Vote counting underway in historic Egypt election

Following two days of voting, vote counting began Thursday at 9 pm in the election that will determine Egypt’s next president.

Unless one of the 13 candidates achieves more than 50 percent of the vote, runoff elections are expected for 16 and 17 June. Polls conducted before voting began varied widely, with the election appearing to be a toss-up between five leading candidates.

The results are still extremely preliminary because votes are being counted and can later be appealed, but Egypt Independent reporters’ access to ten polling stations in scattered locations across the country provides some insight into the count that determines the Egypt’s future.

At polling stations around the country, plastic ballot boxes are being unloaded by judicial officials, who then count out each vote individually while an assistant keeps tally on a lined piece of paper.
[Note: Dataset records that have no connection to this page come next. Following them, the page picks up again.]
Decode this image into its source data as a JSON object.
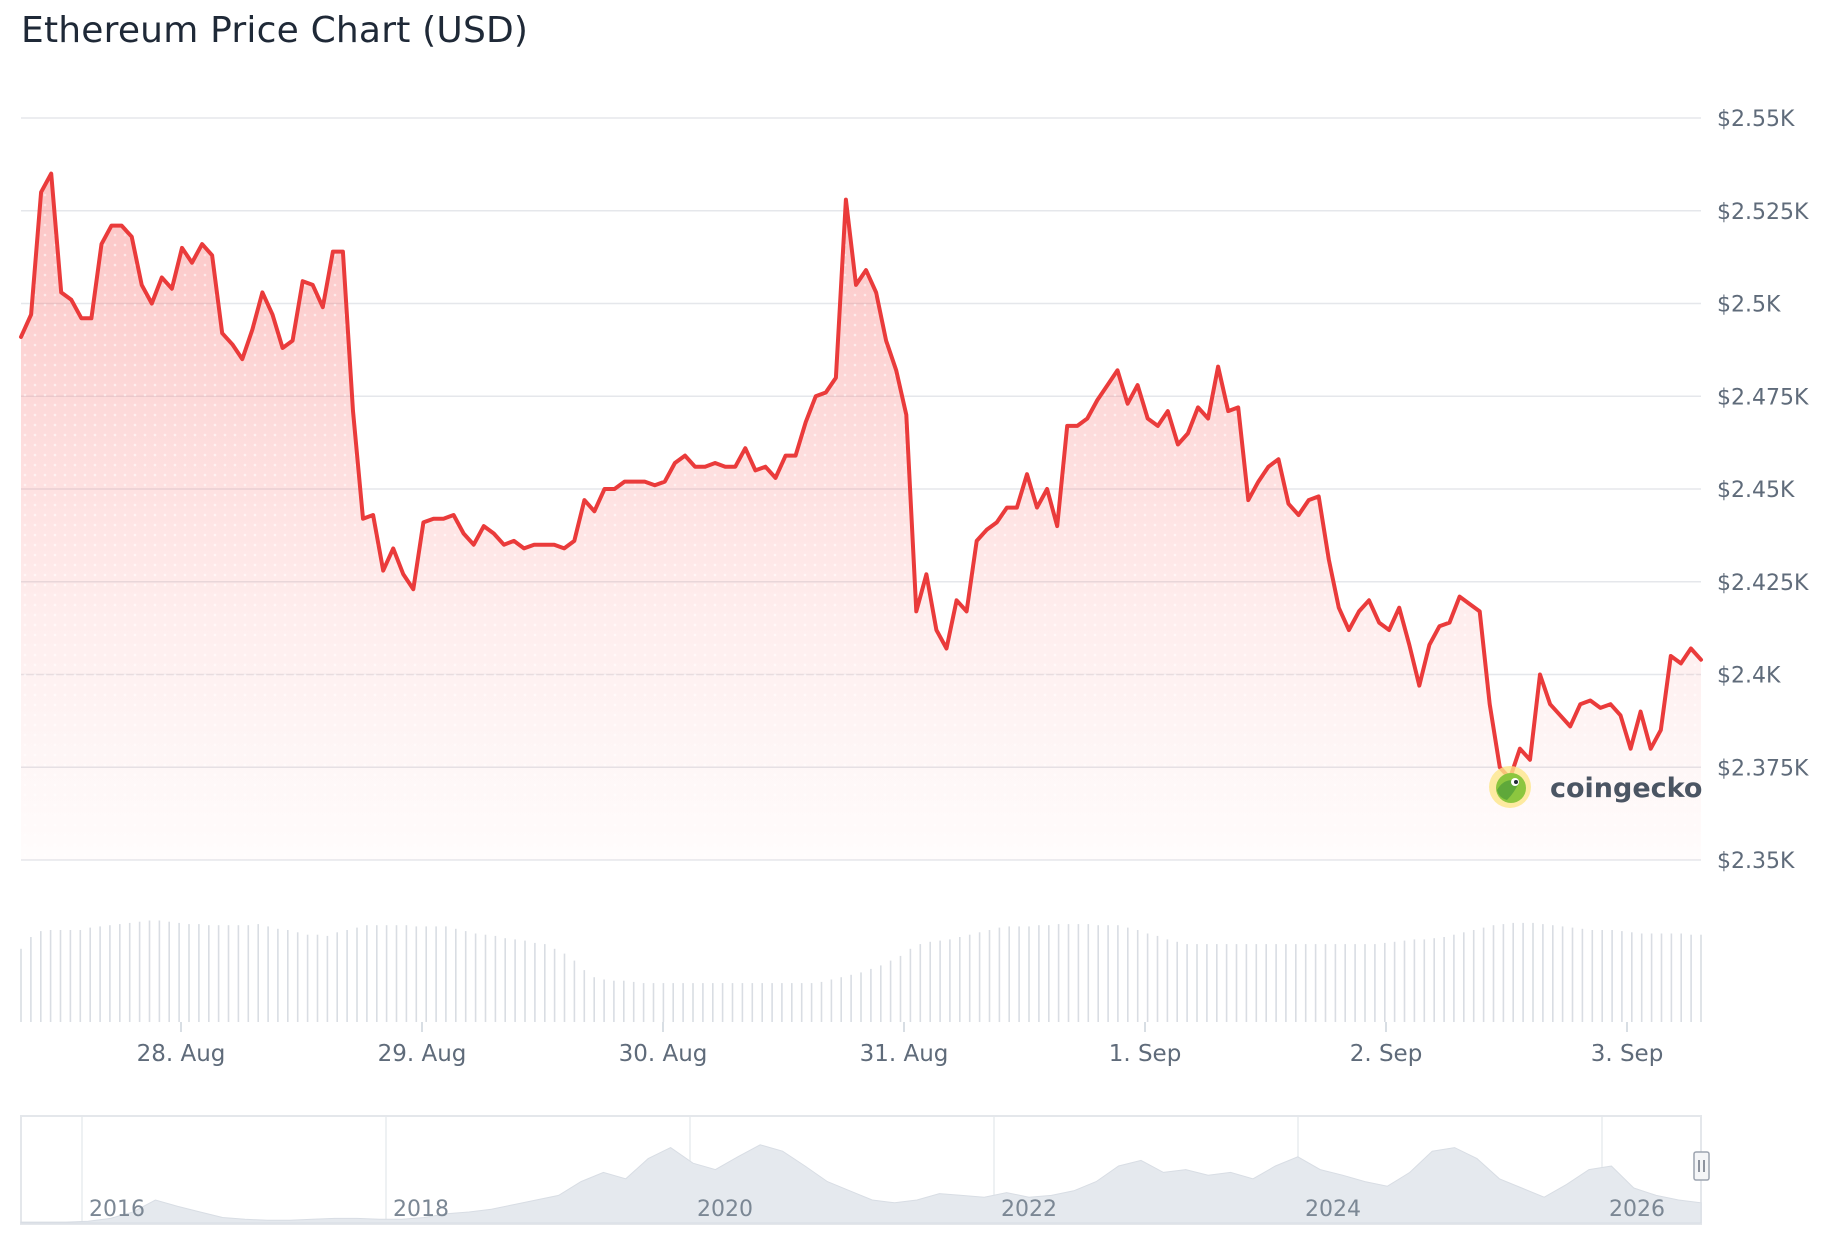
{
  "title": "Ethereum Price Chart (USD)",
  "watermark": {
    "text": "coingecko",
    "icon": "gecko-logo-icon"
  },
  "colors": {
    "line": "#ea3b3b",
    "fill": "#f87171",
    "grid": "#e5e7eb",
    "volume": "#d9dde3",
    "navigator": "#e3e8ee"
  },
  "chart_data": {
    "type": "area",
    "title": "Ethereum Price Chart (USD)",
    "xlabel": "",
    "ylabel": "",
    "xlim": [
      "27 Aug 09:20",
      "3 Sep 08:40"
    ],
    "ylim": [
      2350,
      2550
    ],
    "y_ticks": [
      2550,
      2525,
      2500,
      2475,
      2450,
      2425,
      2400,
      2375,
      2350
    ],
    "y_tick_labels": [
      "$2.55K",
      "$2.525K",
      "$2.5K",
      "$2.475K",
      "$2.45K",
      "$2.425K",
      "$2.4K",
      "$2.375K",
      "$2.35K"
    ],
    "x_ticks": [
      "28. Aug",
      "29. Aug",
      "30. Aug",
      "31. Aug",
      "1. Sep",
      "2. Sep",
      "3. Sep"
    ],
    "grid": true,
    "legend": "none",
    "series": [
      {
        "values": [
          2491,
          2497,
          2530,
          2535,
          2503,
          2501,
          2496,
          2496,
          2516,
          2521,
          2521,
          2518,
          2505,
          2500,
          2507,
          2504,
          2515,
          2511,
          2516,
          2513,
          2492,
          2489,
          2485,
          2493,
          2503,
          2497,
          2488,
          2490,
          2506,
          2505,
          2499,
          2514,
          2514,
          2471,
          2442,
          2443,
          2428,
          2434,
          2427,
          2423,
          2441,
          2442,
          2442,
          2443,
          2438,
          2435,
          2440,
          2438,
          2435,
          2436,
          2434,
          2435,
          2435,
          2435,
          2434,
          2436,
          2447,
          2444,
          2450,
          2450,
          2452,
          2452,
          2452,
          2451,
          2452,
          2457,
          2459,
          2456,
          2456,
          2457,
          2456,
          2456,
          2461,
          2455,
          2456,
          2453,
          2459,
          2459,
          2468,
          2475,
          2476,
          2480,
          2528,
          2505,
          2509,
          2503,
          2490,
          2482,
          2470,
          2417,
          2427,
          2412,
          2407,
          2420,
          2417,
          2436,
          2439,
          2441,
          2445,
          2445,
          2454,
          2445,
          2450,
          2440,
          2467,
          2467,
          2469,
          2474,
          2478,
          2482,
          2473,
          2478,
          2469,
          2467,
          2471,
          2462,
          2465,
          2472,
          2469,
          2483,
          2471,
          2472,
          2447,
          2452,
          2456,
          2458,
          2446,
          2443,
          2447,
          2448,
          2431,
          2418,
          2412,
          2417,
          2420,
          2414,
          2412,
          2418,
          2408,
          2397,
          2408,
          2413,
          2414,
          2421,
          2419,
          2417,
          2392,
          2375,
          2372,
          2380,
          2377,
          2400,
          2392,
          2389,
          2386,
          2392,
          2393,
          2391,
          2392,
          2389,
          2380,
          2390,
          2380,
          2385,
          2405,
          2403,
          2407,
          2404
        ]
      }
    ],
    "volume_series": {
      "values": [
        62,
        72,
        77,
        78,
        78,
        78,
        78,
        80,
        81,
        82,
        83,
        84,
        85,
        86,
        86,
        85,
        84,
        83,
        83,
        82,
        82,
        82,
        82,
        82,
        83,
        81,
        79,
        78,
        76,
        74,
        74,
        73,
        76,
        78,
        80,
        82,
        82,
        82,
        82,
        82,
        81,
        81,
        81,
        81,
        79,
        77,
        75,
        74,
        73,
        71,
        70,
        69,
        67,
        66,
        62,
        58,
        52,
        44,
        38,
        36,
        35,
        35,
        34,
        33,
        33,
        33,
        33,
        33,
        33,
        33,
        33,
        33,
        33,
        33,
        33,
        33,
        33,
        33,
        33,
        33,
        33,
        34,
        36,
        38,
        40,
        42,
        45,
        48,
        52,
        56,
        62,
        66,
        68,
        69,
        70,
        72,
        74,
        76,
        78,
        80,
        81,
        81,
        81,
        82,
        82,
        83,
        83,
        83,
        83,
        82,
        82,
        82,
        80,
        78,
        75,
        73,
        70,
        68,
        66,
        66,
        66,
        66,
        66,
        66,
        66,
        66,
        66,
        66,
        66,
        66,
        66,
        66,
        66,
        66,
        66,
        66,
        66,
        66,
        67,
        68,
        69,
        70,
        70,
        71,
        72,
        74,
        76,
        78,
        80,
        82,
        83,
        84,
        84,
        84,
        83,
        82,
        81,
        80,
        79,
        78,
        78,
        78,
        77,
        76,
        75,
        75,
        75,
        75,
        75,
        74,
        74
      ]
    },
    "navigator": {
      "x_ticks": [
        "2016",
        "2018",
        "2020",
        "2022",
        "2024",
        "2026"
      ],
      "values": [
        0.01,
        0.01,
        0.01,
        0.02,
        0.05,
        0.12,
        0.25,
        0.18,
        0.12,
        0.06,
        0.04,
        0.03,
        0.03,
        0.04,
        0.05,
        0.05,
        0.04,
        0.04,
        0.06,
        0.1,
        0.12,
        0.15,
        0.2,
        0.25,
        0.3,
        0.45,
        0.55,
        0.48,
        0.7,
        0.82,
        0.65,
        0.58,
        0.72,
        0.85,
        0.78,
        0.62,
        0.45,
        0.35,
        0.25,
        0.22,
        0.25,
        0.32,
        0.3,
        0.28,
        0.33,
        0.28,
        0.3,
        0.35,
        0.45,
        0.62,
        0.68,
        0.55,
        0.58,
        0.52,
        0.55,
        0.48,
        0.62,
        0.72,
        0.58,
        0.52,
        0.45,
        0.4,
        0.55,
        0.78,
        0.82,
        0.7,
        0.48,
        0.38,
        0.28,
        0.42,
        0.58,
        0.62,
        0.38,
        0.3,
        0.25,
        0.22
      ]
    }
  }
}
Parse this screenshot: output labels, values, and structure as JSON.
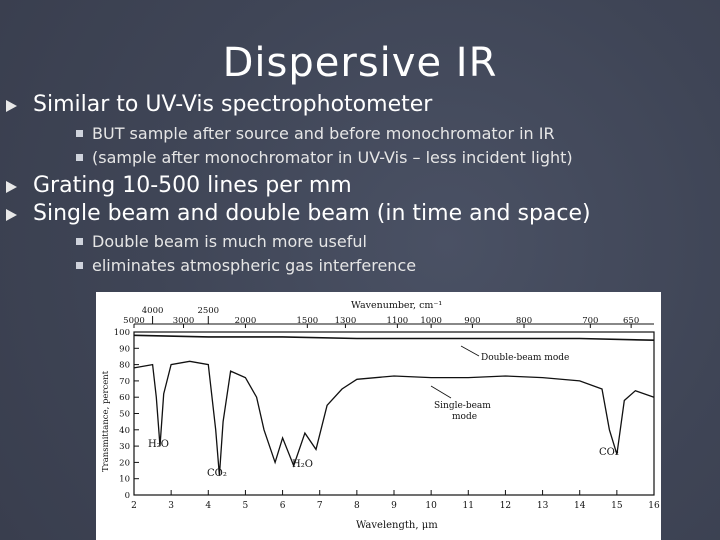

The specifics, however, are varying widely across different polling stations.

At the largest polling station in Arish, the capital of North Sinai, the judge presiding over the polling station considers a ballot invalid if anything other than a check mark is written next to a candidate’s name. At a polling station in the middle class Cairo neighborhood of Sayeda Zeinab, however, the presiding judge considers any demonstration of a voter’s clear intention as a valid ballot. At a polling station in Ard al-Lewa, an infromal neighborhood in Giza, any writing voids the ballot.

Meanwhile, in a sweltering hot school in Old Cairo, the judge and his assistants stacked ballots by candidate before beginning counting. The process took over an hour but sped up the counting process. At the Medina School in the Giza neighborhood of Dokki, the presiding judge is armed with a handgun.

In Ard al-Lewa, Nasserist candidate Hamdeen Sabbahi was winning in the poll by such a great degree that the presiding judge began to make puns on the candidate's name.

In addition to judges and government employees acting as support staff, each campaign is allowed to have two representatives oversee the voting process, though only the leading campaigns appear to be represented everywhere. Accredited journalists and election observers are also present in some instances.

Voter turnout appeared to be lower than anticipated across the country.

At the Basataeen polling station, 2,300 of 3,300 eligible voters cast ballots. At the Abdel Moneim Riyadh School, the largest polling station in the Upper Egyptian city of Qena with over 200,000 voters, turnout is not expected to exceed 50 percent.